A literatura regionalista que segundo a crítica moderna, é tributária da obra de Lobato e Cornélio Pires, teria salientado as diferenças da população brasileira em um momento que se procurava a homogeneidade do povo. A literatura conseguia capitanear as discussões sociais, científicas, políticas e culturais do período, introjetando numa extensão complexa e ampla a ideia do progresso. Para tanto, não poderia ser esquecido que o povo brasileiro tinha origem e que esta deveria ser encontrada, uma vez que, havia sido retratada pelos olhares estrangeiros e etnocêntricos resultando em uma imagem mistificada.

Cabia ao brasileiro, diga-se de passagem, o pobre, tachado de mestiço, ignorante e com uma cultura simbolicamente inferior a enfatização de seus dilemas e defeitos.

É compreensível que os ideais erguidos em torno do progresso, entendidos como condição necessária e inevitável da modernidade, construídos sob o prisma de modelos europeus e norte-americanos, teriam formulado no período de Lobato e Cornélio Pires uma visão fatalista e pouca altiva do Brasil. A República Velha dava sinal de seu fortalecimento ainda que de maneira tímida, entretanto, não se fazia perceber a Nação, promotora de identidades fortalecidas pela sensação de reconhecimento e aceitação de sua singularidade. O encontro para alguns ou o reencontro do povo brasileiro com sua cultura, sua história, seu Estado, para outros, motivou o debate intelectual daquele período via, segundo Márcia Naxara (1998, p. 45), a “(...) uma identidade que pudesse ser pensada em função do progresso e da possibilidade da formação de uma sociedade do trabalho no Brasil”.
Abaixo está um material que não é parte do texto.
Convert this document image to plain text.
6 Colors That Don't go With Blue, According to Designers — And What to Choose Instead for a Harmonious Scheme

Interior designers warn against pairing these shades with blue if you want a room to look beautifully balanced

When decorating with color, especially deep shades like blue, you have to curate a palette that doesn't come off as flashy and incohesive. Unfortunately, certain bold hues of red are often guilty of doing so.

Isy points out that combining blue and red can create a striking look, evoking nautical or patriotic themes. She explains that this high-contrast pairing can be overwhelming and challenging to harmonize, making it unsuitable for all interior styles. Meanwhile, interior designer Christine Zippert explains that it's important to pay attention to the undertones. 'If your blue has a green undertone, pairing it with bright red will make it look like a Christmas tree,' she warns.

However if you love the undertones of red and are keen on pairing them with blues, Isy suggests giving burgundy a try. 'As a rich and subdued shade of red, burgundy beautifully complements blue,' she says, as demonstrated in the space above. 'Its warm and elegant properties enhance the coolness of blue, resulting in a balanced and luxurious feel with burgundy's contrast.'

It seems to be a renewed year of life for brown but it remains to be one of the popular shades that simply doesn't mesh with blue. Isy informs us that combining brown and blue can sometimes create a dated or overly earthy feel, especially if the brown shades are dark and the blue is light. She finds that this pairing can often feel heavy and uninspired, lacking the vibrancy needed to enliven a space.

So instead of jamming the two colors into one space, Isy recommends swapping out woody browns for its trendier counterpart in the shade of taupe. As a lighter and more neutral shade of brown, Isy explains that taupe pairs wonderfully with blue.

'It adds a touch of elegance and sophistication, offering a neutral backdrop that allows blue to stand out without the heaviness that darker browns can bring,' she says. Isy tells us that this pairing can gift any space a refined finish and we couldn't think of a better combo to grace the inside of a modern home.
Para ser moderno e instalar o progresso na sociedade de cor verde e amarela, colocava-se em pauta o trabalho, categoria amplamente divulgadora de uma visão de base capitalista e industrial, como promoção da temática da transformação humana e social. No trabalho epistolar chamava a atenção do amigo Godofredo Rangel, com profunda admiração dos Estados Unidos da América: “Mas depressa, homem! Time is money” (1968d, p. 208). Por isso nos textos dos comentadores desse período o aparecimento do indivíduo vadio, indolente e preguiçoso – na contra-mão do progresso – porque o caipira se fazia sentir balizado por exeperiências populares.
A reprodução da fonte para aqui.